A further consequence of this difference between the right of voting and the right of being voted for, but one to which Sun Yat-sen did not refer, necessarily arises from his postulation of a class of geniuses leading their followers, who control the unthinking masses. That is the continuity which such a group of ideological controllers would impart to a democracy. Sun Yat-sen, addressing Chinese, took the Chinese world for granted. A Westerner, unmindful of the background, might well overlook some comparatively simple points. The old system, under which the Empire was a sort of educational system, was a familiar feature in the politics which Sun Yat-sen criticized. In arguing for the political acceptance of inequality and the guarantee of government by a select group, Sun was continuing the old idea of leadership, modifying it only so far as to make it consistent with democracy. Under the system he proposed, the two great defects of democracy, untrustworthiness and lack of continuity of policy, would be largely eliminated.

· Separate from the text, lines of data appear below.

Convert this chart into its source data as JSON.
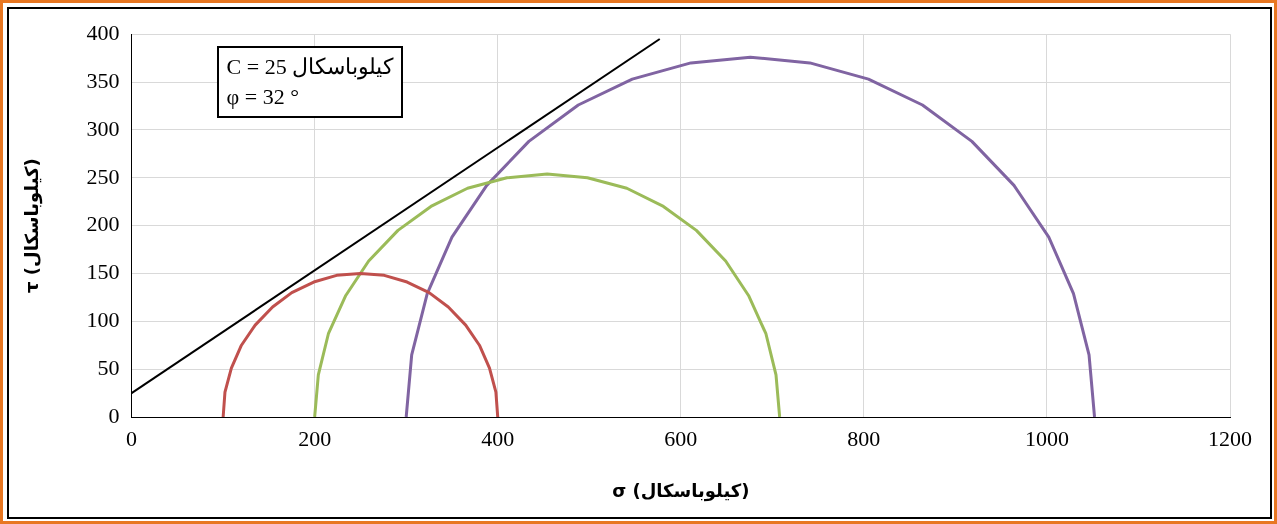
{
  "chart_data": {
    "type": "line",
    "xlabel": "σ (كيلوباسكال)",
    "ylabel": "τ (كيلوباسكال)",
    "annotations": [
      "C = 25 كيلوباسكال",
      "φ = 32 °"
    ],
    "xlim": [
      0,
      1200
    ],
    "xticks": [
      0,
      200,
      400,
      600,
      800,
      1000,
      1200
    ],
    "ylim": [
      0,
      400
    ],
    "yticks": [
      0,
      50,
      100,
      150,
      200,
      250,
      300,
      350,
      400
    ],
    "grid": true,
    "legend": false,
    "marker": "none",
    "line_style": "solid",
    "series": [
      {
        "color": "#000000",
        "x": [
          0,
          577
        ],
        "values": [
          25,
          395
        ]
      },
      {
        "color": "#c0504d",
        "x": [
          100,
          102,
          109,
          120,
          135,
          154,
          175,
          199,
          224,
          250,
          276,
          301,
          325,
          346,
          365,
          380,
          391,
          398,
          400
        ],
        "values": [
          0,
          26,
          51,
          75,
          96,
          115,
          130,
          141,
          148,
          150,
          148,
          141,
          130,
          115,
          96,
          75,
          51,
          26,
          0
        ]
      },
      {
        "color": "#9bbb59",
        "x": [
          200,
          204,
          215,
          234,
          259,
          291,
          327,
          367,
          410,
          454,
          498,
          541,
          581,
          617,
          649,
          674,
          693,
          704,
          708
        ],
        "values": [
          0,
          44,
          87,
          127,
          163,
          195,
          220,
          239,
          250,
          254,
          250,
          239,
          220,
          195,
          163,
          127,
          87,
          44,
          0
        ]
      },
      {
        "color": "#8064a2",
        "x": [
          300,
          306,
          323,
          350,
          388,
          434,
          488,
          547,
          611,
          676,
          741,
          805,
          864,
          918,
          964,
          1002,
          1029,
          1046,
          1052
        ],
        "values": [
          0,
          65,
          129,
          188,
          242,
          288,
          326,
          353,
          370,
          376,
          370,
          353,
          326,
          288,
          242,
          188,
          129,
          65,
          0
        ]
      }
    ]
  }
}
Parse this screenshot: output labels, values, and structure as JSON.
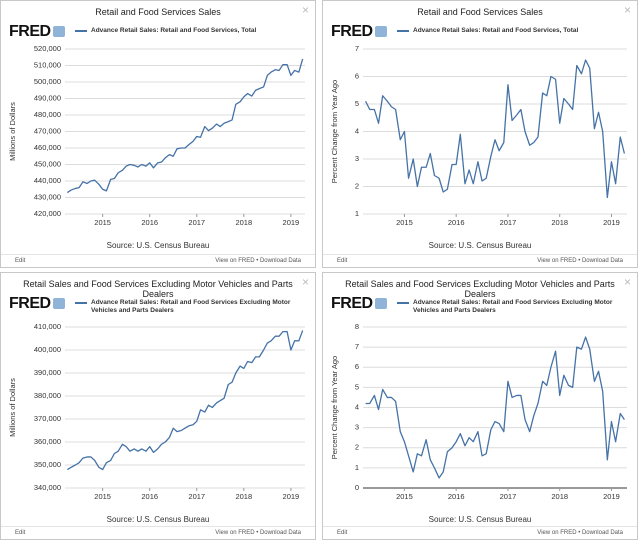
{
  "chart_data": [
    {
      "type": "line",
      "title": "Retail and Food Services Sales",
      "brand": "FRED",
      "close": "×",
      "x": [
        2014.25,
        2014.33,
        2014.42,
        2014.5,
        2014.58,
        2014.67,
        2014.75,
        2014.83,
        2014.92,
        2015.0,
        2015.08,
        2015.17,
        2015.25,
        2015.33,
        2015.42,
        2015.5,
        2015.58,
        2015.67,
        2015.75,
        2015.83,
        2015.92,
        2016.0,
        2016.08,
        2016.17,
        2016.25,
        2016.33,
        2016.42,
        2016.5,
        2016.58,
        2016.67,
        2016.75,
        2016.83,
        2016.92,
        2017.0,
        2017.08,
        2017.17,
        2017.25,
        2017.33,
        2017.42,
        2017.5,
        2017.58,
        2017.67,
        2017.75,
        2017.83,
        2017.92,
        2018.0,
        2018.08,
        2018.17,
        2018.25,
        2018.33,
        2018.42,
        2018.5,
        2018.58,
        2018.67,
        2018.75,
        2018.83,
        2018.92,
        2019.0,
        2019.08,
        2019.17,
        2019.25
      ],
      "series": [
        {
          "name": "Advance Retail Sales: Retail and Food Services, Total",
          "color": "#4572a7",
          "values": [
            433000,
            434500,
            435500,
            436000,
            439500,
            438500,
            440000,
            440500,
            438000,
            435000,
            434000,
            441000,
            441500,
            445000,
            446500,
            449000,
            450000,
            449500,
            448500,
            450000,
            449000,
            451000,
            448000,
            451000,
            451500,
            454000,
            456000,
            455000,
            459500,
            460000,
            460000,
            462000,
            464000,
            467000,
            466500,
            473000,
            470500,
            472000,
            474500,
            473000,
            475000,
            476000,
            477000,
            486500,
            488000,
            491000,
            493000,
            491500,
            495000,
            496000,
            497000,
            504000,
            506000,
            507500,
            507000,
            510500,
            510500,
            504000,
            507000,
            506000,
            514000
          ]
        }
      ],
      "xlim": [
        2014.2,
        2019.3
      ],
      "xticks": [
        2015,
        2016,
        2017,
        2018,
        2019
      ],
      "ylim": [
        420000,
        520000
      ],
      "yticks": [
        {
          "value": 420000,
          "label": "420,000"
        },
        {
          "value": 430000,
          "label": "430,000"
        },
        {
          "value": 440000,
          "label": "440,000"
        },
        {
          "value": 450000,
          "label": "450,000"
        },
        {
          "value": 460000,
          "label": "460,000"
        },
        {
          "value": 470000,
          "label": "470,000"
        },
        {
          "value": 480000,
          "label": "480,000"
        },
        {
          "value": 490000,
          "label": "490,000"
        },
        {
          "value": 500000,
          "label": "500,000"
        },
        {
          "value": 510000,
          "label": "510,000"
        },
        {
          "value": 520000,
          "label": "520,000"
        }
      ],
      "ylabel": "Millions of Dollars",
      "grid": true,
      "source": "Source: U.S. Census Bureau",
      "edit": "Edit",
      "links": "View on FRED • Download Data"
    },
    {
      "type": "line",
      "title": "Retail and Food Services Sales",
      "brand": "FRED",
      "close": "×",
      "x": [
        2014.25,
        2014.33,
        2014.42,
        2014.5,
        2014.58,
        2014.67,
        2014.75,
        2014.83,
        2014.92,
        2015.0,
        2015.08,
        2015.17,
        2015.25,
        2015.33,
        2015.42,
        2015.5,
        2015.58,
        2015.67,
        2015.75,
        2015.83,
        2015.92,
        2016.0,
        2016.08,
        2016.17,
        2016.25,
        2016.33,
        2016.42,
        2016.5,
        2016.58,
        2016.67,
        2016.75,
        2016.83,
        2016.92,
        2017.0,
        2017.08,
        2017.17,
        2017.25,
        2017.33,
        2017.42,
        2017.5,
        2017.58,
        2017.67,
        2017.75,
        2017.83,
        2017.92,
        2018.0,
        2018.08,
        2018.17,
        2018.25,
        2018.33,
        2018.42,
        2018.5,
        2018.58,
        2018.67,
        2018.75,
        2018.83,
        2018.92,
        2019.0,
        2019.08,
        2019.17,
        2019.25
      ],
      "series": [
        {
          "name": "Advance Retail Sales: Retail and Food Services, Total",
          "color": "#4572a7",
          "values": [
            5.1,
            4.8,
            4.8,
            4.3,
            5.3,
            5.1,
            4.9,
            4.8,
            3.7,
            4.0,
            2.3,
            3.0,
            2.0,
            2.7,
            2.7,
            3.2,
            2.4,
            2.3,
            1.8,
            1.9,
            2.8,
            2.8,
            3.9,
            2.1,
            2.6,
            2.1,
            2.9,
            2.2,
            2.3,
            3.1,
            3.7,
            3.3,
            3.6,
            5.7,
            4.4,
            4.6,
            4.8,
            4.0,
            3.5,
            3.6,
            3.8,
            5.4,
            5.3,
            6.0,
            5.9,
            4.3,
            5.2,
            5.0,
            4.8,
            6.4,
            6.1,
            6.6,
            6.3,
            4.1,
            4.7,
            4.0,
            1.6,
            2.9,
            2.1,
            3.8,
            3.2
          ]
        }
      ],
      "xlim": [
        2014.2,
        2019.3
      ],
      "xticks": [
        2015,
        2016,
        2017,
        2018,
        2019
      ],
      "ylim": [
        1,
        7
      ],
      "yticks": [
        1,
        2,
        3,
        4,
        5,
        6,
        7
      ],
      "ylabel": "Percent Change from Year Ago",
      "grid": true,
      "source": "Source: U.S. Census Bureau",
      "edit": "Edit",
      "links": "View on FRED • Download Data"
    },
    {
      "type": "line",
      "title": "Retail Sales and Food Services Excluding Motor Vehicles and Parts Dealers",
      "brand": "FRED",
      "close": "×",
      "x": [
        2014.25,
        2014.33,
        2014.42,
        2014.5,
        2014.58,
        2014.67,
        2014.75,
        2014.83,
        2014.92,
        2015.0,
        2015.08,
        2015.17,
        2015.25,
        2015.33,
        2015.42,
        2015.5,
        2015.58,
        2015.67,
        2015.75,
        2015.83,
        2015.92,
        2016.0,
        2016.08,
        2016.17,
        2016.25,
        2016.33,
        2016.42,
        2016.5,
        2016.58,
        2016.67,
        2016.75,
        2016.83,
        2016.92,
        2017.0,
        2017.08,
        2017.17,
        2017.25,
        2017.33,
        2017.42,
        2017.5,
        2017.58,
        2017.67,
        2017.75,
        2017.83,
        2017.92,
        2018.0,
        2018.08,
        2018.17,
        2018.25,
        2018.33,
        2018.42,
        2018.5,
        2018.58,
        2018.67,
        2018.75,
        2018.83,
        2018.92,
        2019.0,
        2019.08,
        2019.17,
        2019.25
      ],
      "series": [
        {
          "name": "Advance Retail Sales: Retail and Food Services Excluding Motor Vehicles and Parts Dealers",
          "color": "#4572a7",
          "values": [
            348000,
            349000,
            350000,
            351000,
            353000,
            353500,
            353500,
            352000,
            349000,
            348000,
            351000,
            352000,
            355000,
            356000,
            359000,
            358000,
            356000,
            357000,
            356000,
            357000,
            356000,
            358000,
            355500,
            357000,
            359000,
            360000,
            362000,
            366000,
            364500,
            365000,
            366000,
            367000,
            367500,
            369000,
            374000,
            373000,
            376000,
            375000,
            377000,
            378000,
            379000,
            385000,
            386000,
            390000,
            393000,
            392000,
            395000,
            394500,
            397000,
            397000,
            400000,
            403000,
            404000,
            406000,
            406000,
            408000,
            408000,
            400000,
            404000,
            404000,
            408500
          ]
        }
      ],
      "xlim": [
        2014.2,
        2019.3
      ],
      "xticks": [
        2015,
        2016,
        2017,
        2018,
        2019
      ],
      "ylim": [
        340000,
        410000
      ],
      "yticks": [
        {
          "value": 340000,
          "label": "340,000"
        },
        {
          "value": 350000,
          "label": "350,000"
        },
        {
          "value": 360000,
          "label": "360,000"
        },
        {
          "value": 370000,
          "label": "370,000"
        },
        {
          "value": 380000,
          "label": "380,000"
        },
        {
          "value": 390000,
          "label": "390,000"
        },
        {
          "value": 400000,
          "label": "400,000"
        },
        {
          "value": 410000,
          "label": "410,000"
        }
      ],
      "ylabel": "Millions of Dollars",
      "grid": true,
      "source": "Source: U.S. Census Bureau",
      "edit": "Edit",
      "links": "View on FRED • Download Data"
    },
    {
      "type": "line",
      "title": "Retail Sales and Food Services Excluding Motor Vehicles and Parts Dealers",
      "brand": "FRED",
      "close": "×",
      "x": [
        2014.25,
        2014.33,
        2014.42,
        2014.5,
        2014.58,
        2014.67,
        2014.75,
        2014.83,
        2014.92,
        2015.0,
        2015.08,
        2015.17,
        2015.25,
        2015.33,
        2015.42,
        2015.5,
        2015.58,
        2015.67,
        2015.75,
        2015.83,
        2015.92,
        2016.0,
        2016.08,
        2016.17,
        2016.25,
        2016.33,
        2016.42,
        2016.5,
        2016.58,
        2016.67,
        2016.75,
        2016.83,
        2016.92,
        2017.0,
        2017.08,
        2017.17,
        2017.25,
        2017.33,
        2017.42,
        2017.5,
        2017.58,
        2017.67,
        2017.75,
        2017.83,
        2017.92,
        2018.0,
        2018.08,
        2018.17,
        2018.25,
        2018.33,
        2018.42,
        2018.5,
        2018.58,
        2018.67,
        2018.75,
        2018.83,
        2018.92,
        2019.0,
        2019.08,
        2019.17,
        2019.25
      ],
      "series": [
        {
          "name": "Advance Retail Sales: Retail and Food Services Excluding Motor Vehicles and Parts Dealers",
          "color": "#4572a7",
          "values": [
            4.2,
            4.2,
            4.6,
            3.9,
            4.9,
            4.5,
            4.5,
            4.3,
            2.8,
            2.3,
            1.6,
            0.8,
            1.7,
            1.6,
            2.4,
            1.4,
            1.0,
            0.5,
            0.8,
            1.8,
            2.0,
            2.3,
            2.7,
            2.1,
            2.5,
            2.3,
            2.8,
            1.6,
            1.7,
            2.9,
            3.3,
            3.2,
            2.8,
            5.3,
            4.5,
            4.6,
            4.6,
            3.4,
            2.8,
            3.6,
            4.2,
            5.3,
            5.1,
            6.0,
            6.8,
            4.6,
            5.6,
            5.1,
            5.0,
            7.0,
            6.9,
            7.5,
            6.9,
            5.3,
            5.8,
            4.8,
            1.4,
            3.3,
            2.3,
            3.7,
            3.4
          ]
        }
      ],
      "xlim": [
        2014.2,
        2019.3
      ],
      "xticks": [
        2015,
        2016,
        2017,
        2018,
        2019
      ],
      "ylim": [
        0,
        8
      ],
      "yticks": [
        0,
        1,
        2,
        3,
        4,
        5,
        6,
        7,
        8
      ],
      "ylabel": "Percent Change from Year Ago",
      "grid": true,
      "source": "Source: U.S. Census Bureau",
      "edit": "Edit",
      "links": "View on FRED • Download Data"
    }
  ]
}
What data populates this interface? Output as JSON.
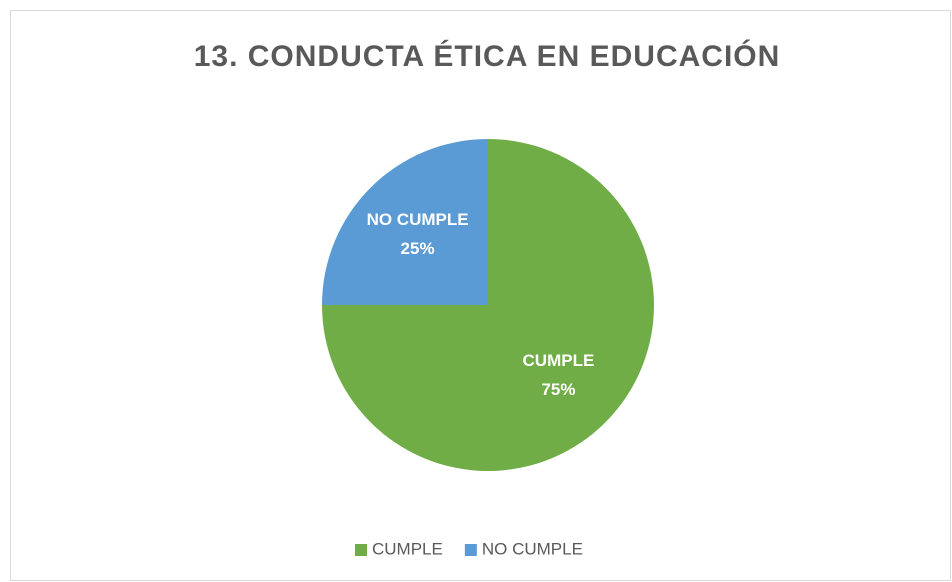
{
  "chart_data": {
    "type": "pie",
    "title": "13. CONDUCTA ÉTICA EN EDUCACIÓN",
    "categories": [
      "CUMPLE",
      "NO CUMPLE"
    ],
    "values": [
      75,
      25
    ],
    "value_labels": [
      "75%",
      "25%"
    ],
    "colors": [
      "#70ad47",
      "#5b9bd5"
    ],
    "legend": "bottom"
  }
}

The Democratic Machine State.
Throughout pre-modern Chinese thought there runs the idea of personal behavior and personal controls. The Chinese could not hypostatize in the manner of the West. Looking at men they saw men and nothing more. Considering the problems and difficulties which men encountered, they sought solutions in terms of men and the conditioning intimacies of each individual's life. The Confucian Prince was not so much an administrator as a moral leader; his influence, extending itself through imitation on the part of others, was personal and social rather than [pg 110] political.[134] In succeeding ages, the scholars thought of themselves as the leaven of virtue in society. They stressed deportment and sought, only too frequently by means of petty formalities, to impress their own excellence and pre-eminence upon the people. Rarely, if ever, did the scholar-official appeal to formal political law. He was more likely to invoke propriety and proceed to exercise his authority theoretically in accordance with it.
Sun Yat-sen did not feel that further appeal to the intellectual leaders was necessary. In an environment still dominated by the past, an exhortation for the traditional personal aspect of leadership would probably have appeared as a centuries-old triteness. The far-seeing men, the geniuses that Sun saw in all society, owed their superiority not to artificial inequality but to natural inequality;[135] by their ability they were outstanding. Laws and customs could outrage this natural inequality, or conceal it behind a legal facade of artificial inequality or equally artificial equality. Laws and customs do not change the facts. The superior man was innately the superior man.